The board approved last week at its regular meeting policy review that could pave way for people to live in recreational vehicles in the region — either in certain zoned areas (yet to be determined) or on a case-by-case basis, via a temporary-use permit.
It is a step toward loosening the rules. At this time, living in an RV is prohibited in the regional district.
About 100 RVs are permanently parked on rural property, primarily on lakes, in the region, due to high fuel and housing prices and aging larger RVs being used on rural property as homes.
TNRD bylaw files have increased in recent years, with five in 2014 and 20 in 2017.

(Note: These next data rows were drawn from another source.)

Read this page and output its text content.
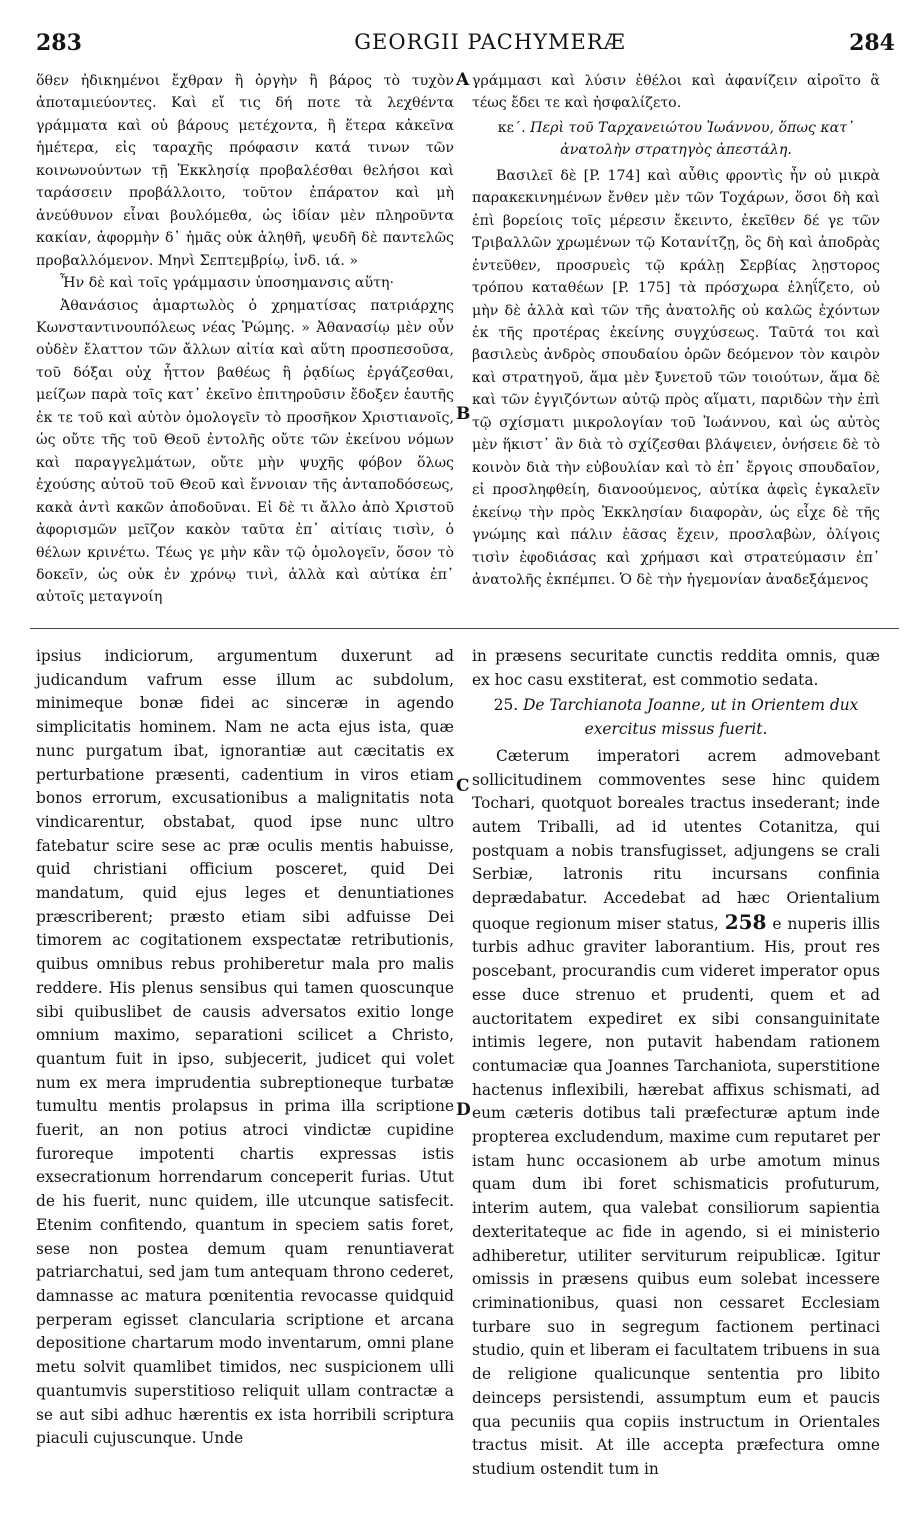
283	GEORGII PACHYMERÆ	284

ὅθεν ἠδικημένοι ἔχθραν ἢ ὀργὴν ἢ βάρος τὸ τυχὸν ἀποταμιεύοντες. Καὶ εἴ τις δή ποτε τὰ λεχθέντα γράμματα καὶ οὐ βάρους μετέχοντα, ἢ ἕτερα κἀκεῖνα ἡμέτερα, εἰς ταραχῆς πρόφασιν κατά τινων τῶν κοινωνούντων τῇ Ἐκκλησίᾳ προβαλέσθαι θελήσοι καὶ ταράσσειν προβάλλοιτο, τοῦτον ἐπάρατον καὶ μὴ ἀνεύθυνον εἶναι βουλόμεθα, ὡς ἰδίαν μὲν πληροῦντα κακίαν, ἀφορμὴν δ᾿ ἡμᾶς οὐκ ἀληθῆ, ψευδῆ δὲ παντελῶς προβαλλόμενον. Μηνὶ Σεπτεμβρίῳ, ἰνδ. ιά. »

Ἦν δὲ καὶ τοῖς γράμμασιν ὑποσημανσις αὕτη·

Ἀθανάσιος ἁμαρτωλὸς ὁ χρηματίσας πατριάρχης Κωνσταντινουπόλεως νέας Ῥώμης. » Ἀθανασίῳ μὲν οὖν οὐδὲν ἔλαττον τῶν ἄλλων αἰτία καὶ αὕτη προσπεσοῦσα, τοῦ δόξαι οὐχ ἧττον βαθέως ἢ ῥᾳδίως ἐργάζεσθαι, μείζων παρὰ τοῖς κατ᾿ ἐκεῖνο ἐπιτηροῦσιν ἔδοξεν ἑαυτῆς ἐκ τε τοῦ καὶ αὐτὸν ὁμολογεῖν τὸ προσῆκον Χριστιανοῖς, ὡς οὔτε τῆς τοῦ Θεοῦ ἐντολῆς οὔτε τῶν ἐκείνου νόμων καὶ παραγγελμάτων, οὔτε μὴν ψυχῆς φόβον ὅλως ἐχούσης αὐτοῦ τοῦ Θεοῦ καὶ ἔννοιαν τῆς ἀνταποδόσεως, κακὰ ἀντὶ κακῶν ἀποδοῦναι. Εἰ δὲ τι ἄλλο ἀπὸ Χριστοῦ ἀφορισμῶν μεῖζον κακὸν ταῦτα ἐπ᾿ αἰτίαις τισὶν, ὁ θέλων κρινέτω. Τέως γε μὴν κἂν τῷ ὁμολογεῖν, ὅσον τὸ δοκεῖν, ὡς οὐκ ἐν χρόνῳ τινὶ, ἀλλὰ καὶ αὐτίκα ἐπ᾿ αὐτοῖς μεταγνοίη

γράμμασι καὶ λύσιν ἐθέλοι καὶ ἀφανίζειν αἱροῖτο ἂ τέως ἔδει τε καὶ ἠσφαλίζετο.

κε΄. Περὶ τοῦ Ταρχανειώτου Ἰωάννου, ὅπως κατ᾿ ἀνατολὴν στρατηγὸς ἀπεστάλη.

Βασιλεῖ δὲ [P. 174] καὶ αὖθις φροντὶς ἦν οὐ μικρὰ παρακεκινημένων ἔνθεν μὲν τῶν Τοχάρων, ὅσοι δὴ καὶ ἐπὶ βορείοις τοῖς μέρεσιν ἔκειντο, ἐκεῖθεν δέ γε τῶν Τριβαλλῶν χρωμένων τῷ Κοτανίτζῃ, ὃς δὴ καὶ ἀποδρὰς ἐντεῦθεν, προσρυεὶς τῷ κράλῃ Σερβίας λῃστορος τρόπου καταθέων [P. 175] τὰ πρόσχωρα ἐληΐζετο, οὐ μὴν δὲ ἀλλὰ καὶ τῶν τῆς ἀνατολῆς οὐ καλῶς ἐχόντων ἐκ τῆς προτέρας ἐκείνης συγχύσεως. Ταῦτά τοι καὶ βασιλεὺς ἀνδρὸς σπουδαίου ὁρῶν δεόμενον τὸν καιρὸν καὶ στρατηγοῦ, ἅμα μὲν ξυνετοῦ τῶν τοιούτων, ἅμα δὲ καὶ τῶν ἐγγιζόντων αὐτῷ πρὸς αἵματι, παριδὼν τὴν ἐπὶ τῷ σχίσματι μικρολογίαν τοῦ Ἰωάννου, καὶ ὡς αὐτὸς μὲν ἥκιστ᾿ ἂν διὰ τὸ σχίζεσθαι βλάψειεν, ὀνήσειε δὲ τὸ κοινὸν διὰ τὴν εὐβουλίαν καὶ τὸ ἐπ᾿ ἔργοις σπουδαῖον, εἰ προσληφθείη, διανοούμενος, αὐτίκα ἀφεὶς ἐγκαλεῖν ἐκείνῳ τὴν πρὸς Ἐκκλησίαν διαφορὰν, ὡς εἶχε δὲ τῆς γνώμης καὶ πάλιν ἐᾶσας ἔχειν, προσλαβὼν, ὀλίγοις τισὶν ἐφοδιάσας καὶ χρήμασι καὶ στρατεύμασιν ἐπ᾿ ἀνατολῆς ἐκπέμπει. Ὁ δὲ τὴν ἡγεμονίαν ἀναδεξάμενος

ipsius indiciorum, argumentum duxerunt ad judicandum vafrum esse illum ac subdolum, minimeque bonæ fidei ac sinceræ in agendo simplicitatis hominem. Nam ne acta ejus ista, quæ nunc purgatum ibat, ignorantiæ aut cæcitatis ex perturbatione præsenti, cadentium in viros etiam bonos errorum, excusationibus a malignitatis nota vindicarentur, obstabat, quod ipse nunc ultro fatebatur scire sese ac præ oculis mentis habuisse, quid christiani officium posceret, quid Dei mandatum, quid ejus leges et denuntiationes præscriberent; præsto etiam sibi adfuisse Dei timorem ac cogitationem exspectatæ retributionis, quibus omnibus rebus prohiberetur mala pro malis reddere. His plenus sensibus qui tamen quoscunque sibi quibuslibet de causis adversatos exitio longe omnium maximo, separationi scilicet a Christo, quantum fuit in ipso, subjecerit, judicet qui volet num ex mera imprudentia subreptioneque turbatæ tumultu mentis prolapsus in prima illa scriptione fuerit, an non potius atroci vindictæ cupidine furoreque impotenti chartis expressas istis exsecrationum horrendarum conceperit furias. Utut de his fuerit, nunc quidem, ille utcunque satisfecit. Etenim confitendo, quantum in speciem satis foret, sese non postea demum quam renuntiaverat patriarchatui, sed jam tum antequam throno cederet, damnasse ac matura pœnitentia revocasse quidquid perperam egisset clancularia scriptione et arcana depositione chartarum modo inventarum, omni plane metu solvit quamlibet timidos, nec suspicionem ulli quantumvis superstitioso reliquit ullam contractæ a se aut sibi adhuc hærentis ex ista horribili scriptura piaculi cujuscunque. Unde

in præsens securitate cunctis reddita omnis, quæ ex hoc casu exstiterat, est commotio sedata.

25. De Tarchianota Joanne, ut in Orientem dux exercitus missus fuerit.

Cæterum imperatori acrem admovebant sollicitudinem commoventes sese hinc quidem Tochari, quotquot boreales tractus insederant; inde autem Triballi, ad id utentes Cotanitza, qui postquam a nobis transfugisset, adjungens se crali Serbiæ, latronis ritu incursans confinia deprædabatur. Accedebat ad hæc Orientalium quoque regionum miser status, 258 e nuperis illis turbis adhuc graviter laborantium. His, prout res poscebant, procurandis cum videret imperator opus esse duce strenuo et prudenti, quem et ad auctoritatem expediret ex sibi consanguinitate intimis legere, non putavit habendam rationem contumaciæ qua Joannes Tarchaniota, superstitione hactenus inflexibili, hærebat affixus schismati, ad eum cæteris dotibus tali præfecturæ aptum inde propterea excludendum, maxime cum reputaret per istam hunc occasionem ab urbe amotum minus quam dum ibi foret schismaticis profuturum, interim autem, qua valebat consiliorum sapientia dexteritateque ac fide in agendo, si ei ministerio adhiberetur, utiliter serviturum reipublicæ. Igitur omissis in præsens quibus eum solebat incessere criminationibus, quasi non cessaret Ecclesiam turbare suo in segregum factionem pertinaci studio, quin et liberam ei facultatem tribuens in sua de religione qualicunque sententia pro libito deinceps persistendi, assumptum eum et paucis qua pecuniis qua copiis instructum in Orientales tractus misit. At ille accepta præfectura omne studium ostendit tum in

A
B
C
D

In the past six years, the regional district has pursued legal action eight times. In a recent notice of civil claim filed on Oct. 29 against Patrick James Mackenzie, Joyce Enns, David Poirier, Lynn George and Richard March, the TNRD alleges use of one or more recreational vehicles as dwelling units, construction of an accessory building and storage of vehicles, boats, equipment and trailers on land on Skimikin Road in Tappen.
The property in question is zoned for agricultural or forestry uses but is being run like a long-term campground, the TNRD has alleged.
Sadilkova said between three and six campers are living on the land at any given time. “We don’t get complaints about people living in campgrounds,” she noted.
The district put residents on notice of enforcement planned around the issue of people living in RVs — with concerns over improper septic services, lost taxation, 911 service, access to safe drinking water, decreased value of neighbouring properties and safety, due to carbon monoxide and electrical risks — but it heard overwhelmingly from the public a call for changes to instead allow RVs as homes.
A survey on the matter received more than 1,300 responses.
The TNRD will consult with people living in RVs and take the issue back for further discussion at an upcoming committee of the whole meeting, which will be held in December.